My eating habits varies each day depending on how busy I am and what types of
food I crave that day. Typically, I eat more food on the weekends as opposed to
the weekdays. During the week, I will snack more on fruits especially for the
days when I have classes. This is my report based on the past three days from Friday
Examination of Current Diet
According to the nutritional health screening,
my score was only one point because I eat alone most of the time. Compared to
the nutrient intake report my daily limit of calories is 2200 because I am
breastfeeding. My Body Mass Index is 20.4 which is normally healthy for my age
and size. The nutrients, Food Tracker says that I am lacking in is protein,
fiber, calcium, potassium, magnesium, zinc, vitamins A, D, E, K and Choline. I
am very surprised to see I am lacking in calcium, potassium, and protein.

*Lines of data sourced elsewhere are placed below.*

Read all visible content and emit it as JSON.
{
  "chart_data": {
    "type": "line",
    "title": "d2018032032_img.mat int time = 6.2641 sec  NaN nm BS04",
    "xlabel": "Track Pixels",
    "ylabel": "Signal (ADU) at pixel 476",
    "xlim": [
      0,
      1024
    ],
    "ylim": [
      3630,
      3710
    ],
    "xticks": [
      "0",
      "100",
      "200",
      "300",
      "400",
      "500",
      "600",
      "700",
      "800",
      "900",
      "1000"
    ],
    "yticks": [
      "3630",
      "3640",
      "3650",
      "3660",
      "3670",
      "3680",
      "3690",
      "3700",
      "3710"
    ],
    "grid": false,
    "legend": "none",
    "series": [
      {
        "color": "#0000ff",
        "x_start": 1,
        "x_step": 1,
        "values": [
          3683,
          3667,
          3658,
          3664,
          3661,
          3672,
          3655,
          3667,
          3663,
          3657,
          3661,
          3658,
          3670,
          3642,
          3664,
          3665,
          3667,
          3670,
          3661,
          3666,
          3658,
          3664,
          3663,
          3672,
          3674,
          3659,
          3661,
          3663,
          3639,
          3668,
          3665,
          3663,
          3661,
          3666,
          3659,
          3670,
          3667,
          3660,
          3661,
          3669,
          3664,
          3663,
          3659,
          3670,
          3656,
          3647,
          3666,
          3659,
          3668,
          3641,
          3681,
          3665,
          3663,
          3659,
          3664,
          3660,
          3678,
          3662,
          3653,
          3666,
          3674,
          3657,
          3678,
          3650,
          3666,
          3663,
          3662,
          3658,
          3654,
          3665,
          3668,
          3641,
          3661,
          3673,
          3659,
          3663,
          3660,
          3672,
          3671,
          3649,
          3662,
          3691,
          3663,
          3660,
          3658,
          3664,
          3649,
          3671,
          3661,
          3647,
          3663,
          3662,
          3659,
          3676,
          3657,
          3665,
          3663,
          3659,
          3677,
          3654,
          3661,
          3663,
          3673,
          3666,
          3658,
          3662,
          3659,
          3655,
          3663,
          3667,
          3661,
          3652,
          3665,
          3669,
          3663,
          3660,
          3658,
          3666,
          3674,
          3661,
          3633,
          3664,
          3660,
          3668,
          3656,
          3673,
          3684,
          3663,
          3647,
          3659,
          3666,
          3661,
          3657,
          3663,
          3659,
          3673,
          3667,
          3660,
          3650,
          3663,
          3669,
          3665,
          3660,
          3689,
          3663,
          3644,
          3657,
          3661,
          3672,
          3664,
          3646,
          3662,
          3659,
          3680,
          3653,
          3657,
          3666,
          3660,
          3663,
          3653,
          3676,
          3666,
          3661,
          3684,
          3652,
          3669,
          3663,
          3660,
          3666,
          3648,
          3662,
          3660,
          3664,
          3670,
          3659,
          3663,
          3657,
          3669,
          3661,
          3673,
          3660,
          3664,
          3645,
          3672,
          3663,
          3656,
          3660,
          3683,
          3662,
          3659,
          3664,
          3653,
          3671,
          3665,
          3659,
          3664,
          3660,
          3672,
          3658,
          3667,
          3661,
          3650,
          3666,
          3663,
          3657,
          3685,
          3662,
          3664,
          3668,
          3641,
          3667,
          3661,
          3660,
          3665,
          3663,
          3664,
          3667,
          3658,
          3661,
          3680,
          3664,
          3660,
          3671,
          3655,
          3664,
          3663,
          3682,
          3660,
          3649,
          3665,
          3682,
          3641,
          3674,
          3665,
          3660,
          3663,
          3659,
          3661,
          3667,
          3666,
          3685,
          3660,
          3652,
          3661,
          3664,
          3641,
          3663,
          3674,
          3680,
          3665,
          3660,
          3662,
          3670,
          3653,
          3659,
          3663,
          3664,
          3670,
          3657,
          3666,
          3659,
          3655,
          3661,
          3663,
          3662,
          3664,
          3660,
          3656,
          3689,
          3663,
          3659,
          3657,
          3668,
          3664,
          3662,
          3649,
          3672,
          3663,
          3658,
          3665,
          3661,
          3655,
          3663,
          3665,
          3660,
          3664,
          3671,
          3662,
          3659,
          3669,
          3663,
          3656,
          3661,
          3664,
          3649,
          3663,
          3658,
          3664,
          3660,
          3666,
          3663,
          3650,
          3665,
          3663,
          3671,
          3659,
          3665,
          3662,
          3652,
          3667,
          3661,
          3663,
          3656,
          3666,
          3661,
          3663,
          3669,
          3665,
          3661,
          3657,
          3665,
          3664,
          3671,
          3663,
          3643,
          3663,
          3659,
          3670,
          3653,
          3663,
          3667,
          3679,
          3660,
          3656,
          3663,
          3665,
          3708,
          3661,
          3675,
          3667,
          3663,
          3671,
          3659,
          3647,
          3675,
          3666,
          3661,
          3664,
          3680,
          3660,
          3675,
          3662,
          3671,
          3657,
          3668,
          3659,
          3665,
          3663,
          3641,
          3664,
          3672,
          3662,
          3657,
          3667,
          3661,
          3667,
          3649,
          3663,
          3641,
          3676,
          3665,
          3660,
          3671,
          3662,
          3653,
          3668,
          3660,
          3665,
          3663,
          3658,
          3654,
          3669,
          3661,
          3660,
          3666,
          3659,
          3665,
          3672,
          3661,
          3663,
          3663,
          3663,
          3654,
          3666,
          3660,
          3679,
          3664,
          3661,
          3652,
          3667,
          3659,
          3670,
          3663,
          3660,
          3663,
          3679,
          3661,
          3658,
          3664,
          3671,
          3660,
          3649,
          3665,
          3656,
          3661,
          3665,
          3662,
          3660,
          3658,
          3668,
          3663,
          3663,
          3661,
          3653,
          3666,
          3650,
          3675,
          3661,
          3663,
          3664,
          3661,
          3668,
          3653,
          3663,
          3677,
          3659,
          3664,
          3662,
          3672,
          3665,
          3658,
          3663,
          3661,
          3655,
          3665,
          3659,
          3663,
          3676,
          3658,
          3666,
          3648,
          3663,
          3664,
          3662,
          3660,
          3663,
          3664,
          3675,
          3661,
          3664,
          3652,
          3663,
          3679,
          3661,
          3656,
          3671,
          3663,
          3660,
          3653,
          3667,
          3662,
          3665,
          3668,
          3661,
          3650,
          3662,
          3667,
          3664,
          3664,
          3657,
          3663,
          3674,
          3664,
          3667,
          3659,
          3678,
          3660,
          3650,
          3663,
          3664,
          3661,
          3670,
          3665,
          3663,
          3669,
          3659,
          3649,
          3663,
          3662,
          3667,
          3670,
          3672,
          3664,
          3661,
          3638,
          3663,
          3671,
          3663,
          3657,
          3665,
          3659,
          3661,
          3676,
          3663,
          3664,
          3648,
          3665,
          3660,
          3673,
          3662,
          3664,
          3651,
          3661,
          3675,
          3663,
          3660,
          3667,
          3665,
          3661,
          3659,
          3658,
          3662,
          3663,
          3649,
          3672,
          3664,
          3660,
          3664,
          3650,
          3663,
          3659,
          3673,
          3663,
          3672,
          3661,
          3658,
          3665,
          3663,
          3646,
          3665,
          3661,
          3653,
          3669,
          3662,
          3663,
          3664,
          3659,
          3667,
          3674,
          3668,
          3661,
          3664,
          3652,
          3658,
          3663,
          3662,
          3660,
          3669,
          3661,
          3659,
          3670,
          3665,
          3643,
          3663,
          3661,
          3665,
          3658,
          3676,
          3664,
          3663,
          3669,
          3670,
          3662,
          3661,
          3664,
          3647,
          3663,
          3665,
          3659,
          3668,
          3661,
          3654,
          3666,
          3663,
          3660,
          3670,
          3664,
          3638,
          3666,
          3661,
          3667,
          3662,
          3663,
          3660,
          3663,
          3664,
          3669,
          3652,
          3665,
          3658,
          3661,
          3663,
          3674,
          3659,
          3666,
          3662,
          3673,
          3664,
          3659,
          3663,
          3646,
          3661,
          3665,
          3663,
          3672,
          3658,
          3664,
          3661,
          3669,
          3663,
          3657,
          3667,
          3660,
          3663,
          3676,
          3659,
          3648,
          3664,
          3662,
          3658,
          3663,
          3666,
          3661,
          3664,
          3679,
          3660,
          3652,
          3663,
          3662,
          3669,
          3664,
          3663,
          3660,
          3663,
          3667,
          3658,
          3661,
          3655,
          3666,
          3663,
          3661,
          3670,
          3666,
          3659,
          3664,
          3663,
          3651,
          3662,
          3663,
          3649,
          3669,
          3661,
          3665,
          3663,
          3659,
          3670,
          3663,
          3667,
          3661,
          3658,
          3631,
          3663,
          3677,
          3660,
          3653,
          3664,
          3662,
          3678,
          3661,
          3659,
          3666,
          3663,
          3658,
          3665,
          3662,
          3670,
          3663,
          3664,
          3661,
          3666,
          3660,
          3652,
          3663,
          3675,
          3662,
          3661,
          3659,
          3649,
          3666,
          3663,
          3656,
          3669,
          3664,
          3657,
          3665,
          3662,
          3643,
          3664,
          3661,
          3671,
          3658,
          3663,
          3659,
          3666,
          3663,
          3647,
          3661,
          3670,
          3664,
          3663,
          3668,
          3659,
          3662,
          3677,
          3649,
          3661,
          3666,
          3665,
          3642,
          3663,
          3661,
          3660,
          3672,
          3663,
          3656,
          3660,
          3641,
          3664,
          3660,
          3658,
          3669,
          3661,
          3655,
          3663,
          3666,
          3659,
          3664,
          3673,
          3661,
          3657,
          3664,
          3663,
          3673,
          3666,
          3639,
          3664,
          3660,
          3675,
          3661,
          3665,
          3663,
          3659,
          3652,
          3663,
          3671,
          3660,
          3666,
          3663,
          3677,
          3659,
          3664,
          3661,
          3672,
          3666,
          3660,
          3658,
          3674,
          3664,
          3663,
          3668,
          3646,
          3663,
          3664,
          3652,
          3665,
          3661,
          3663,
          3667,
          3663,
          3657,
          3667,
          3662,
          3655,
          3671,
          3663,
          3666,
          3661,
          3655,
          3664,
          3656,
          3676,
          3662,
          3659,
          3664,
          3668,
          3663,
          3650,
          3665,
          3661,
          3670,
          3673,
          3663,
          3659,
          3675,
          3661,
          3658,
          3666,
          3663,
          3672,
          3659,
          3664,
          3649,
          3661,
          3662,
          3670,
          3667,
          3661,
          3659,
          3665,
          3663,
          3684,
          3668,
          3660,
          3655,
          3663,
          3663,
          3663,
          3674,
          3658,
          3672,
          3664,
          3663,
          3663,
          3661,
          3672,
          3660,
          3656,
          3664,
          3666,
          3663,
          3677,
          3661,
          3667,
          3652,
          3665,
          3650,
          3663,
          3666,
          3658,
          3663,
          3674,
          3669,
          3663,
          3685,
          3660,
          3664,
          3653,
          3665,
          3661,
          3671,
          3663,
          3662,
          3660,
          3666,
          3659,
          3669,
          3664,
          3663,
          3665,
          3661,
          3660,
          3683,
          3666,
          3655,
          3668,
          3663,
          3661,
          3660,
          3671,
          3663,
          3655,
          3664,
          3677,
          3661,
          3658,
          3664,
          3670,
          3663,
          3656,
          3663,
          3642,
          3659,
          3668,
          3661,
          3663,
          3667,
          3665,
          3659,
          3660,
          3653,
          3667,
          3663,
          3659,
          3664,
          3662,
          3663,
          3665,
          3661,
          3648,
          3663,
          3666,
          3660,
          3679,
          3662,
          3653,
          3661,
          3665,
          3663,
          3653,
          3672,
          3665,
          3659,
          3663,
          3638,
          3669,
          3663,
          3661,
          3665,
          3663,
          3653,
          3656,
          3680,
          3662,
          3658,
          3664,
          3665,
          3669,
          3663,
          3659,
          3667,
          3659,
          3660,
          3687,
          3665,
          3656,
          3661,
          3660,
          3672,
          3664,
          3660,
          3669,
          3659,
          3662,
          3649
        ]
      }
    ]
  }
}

Usually I over-eat in those areas, but then again, I only tracked for three
days and my food varies. I can correct my deficiencies by incorporating more
meals and snacks that are full of the nutrients I am lacking. I can limit my
excess intake of added sugars and sodium.
Changes Toward a Healthy Diet
From my current diet I have learned that it is
not okay. There are a lot of areas I can improve in regarding my food consumption
(Dudek, 2018). I do not want to rely on medicinal supplements so I need to plan
my diet better. I want to become healthier and gain a healthy amount of weight.
Nutrients should be met through food not supplements anyway. I want to increase
my energy so I need to make sure my meals are balanced with the right
nutrients. I also want to drink more water. The dietary guidelines for Americans
serve as the federal policy on nutrition. (Dudek, 2018) I need to add more protein
such as poultry, nuts, peas, and eggs. I need more fibers like oatmeal, pasta,
and grits. Now for choline I must eat food with more herbs and spices but also
seafood. I must find a variety of different foods to compile to make sure I am
getting all the necessary nutrients.